The only way to “get back to a more loving, sensitive and productive society” is to recognize every group “woven into the fabric” of Chicago, Onesti said.
“We, the Italian-American community of Chicago, so desperately want to be a part of that healing process,” he said.
Ald. Patrick Daley Thompson (11th) said he is proud to join Sposato in co-sponsoring the resolution.
“It’s not only the festivals. It’s not only the music and the meatballs. We also have Dr. Fermi, Mother Cabrini. So many other Italians that have contributed to society here,” Thompson said.
“As the great-grandson of Italian immigrants who came here from Capistrano, Italy, I’m very proud. I know Grandma … would be very proud of me to be sponsoring this.”

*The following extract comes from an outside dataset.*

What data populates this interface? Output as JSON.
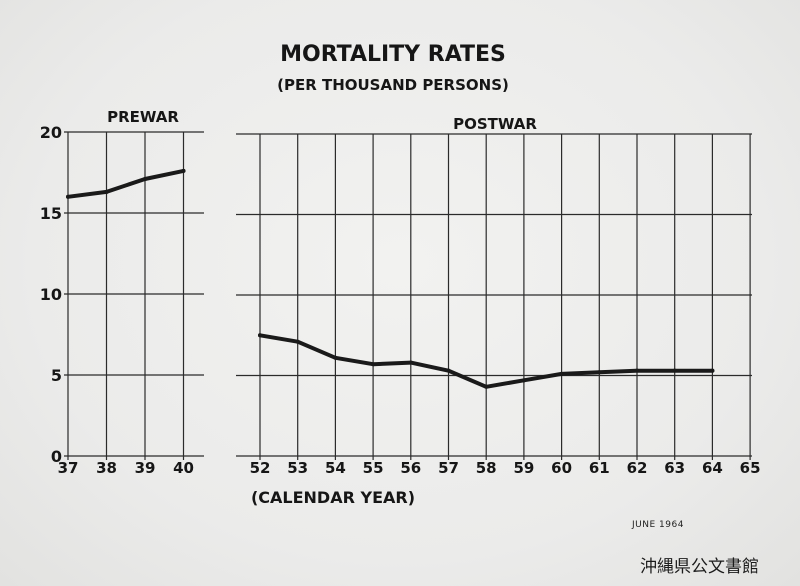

Last summer, Lightfoot ordered two statues of Christopher Columbus “temporarily” removed in the middle of the night based on information that something bad was about to happen.
At the same time, the mayor argued, statues of Columbus in Grant and Arrigo Parks that had been vandalized repeatedly since the death of George Floyd should not be torn down, but rather used to confront the nation’s history and trigger a “reckoning” that’s long-overdue.
City Hall then launched the Monuments Project, and created an advisory committee to conduct a comprehensive review of more than 500 Chicago statues and monuments, with an eye toward identifying those that were offensive, problematic or not representative of city’s values of equity and justice.
To the chagrin of Onesti and other Italian-American civic leaders, the Columbus statutes have yet to be returned to their pedestals.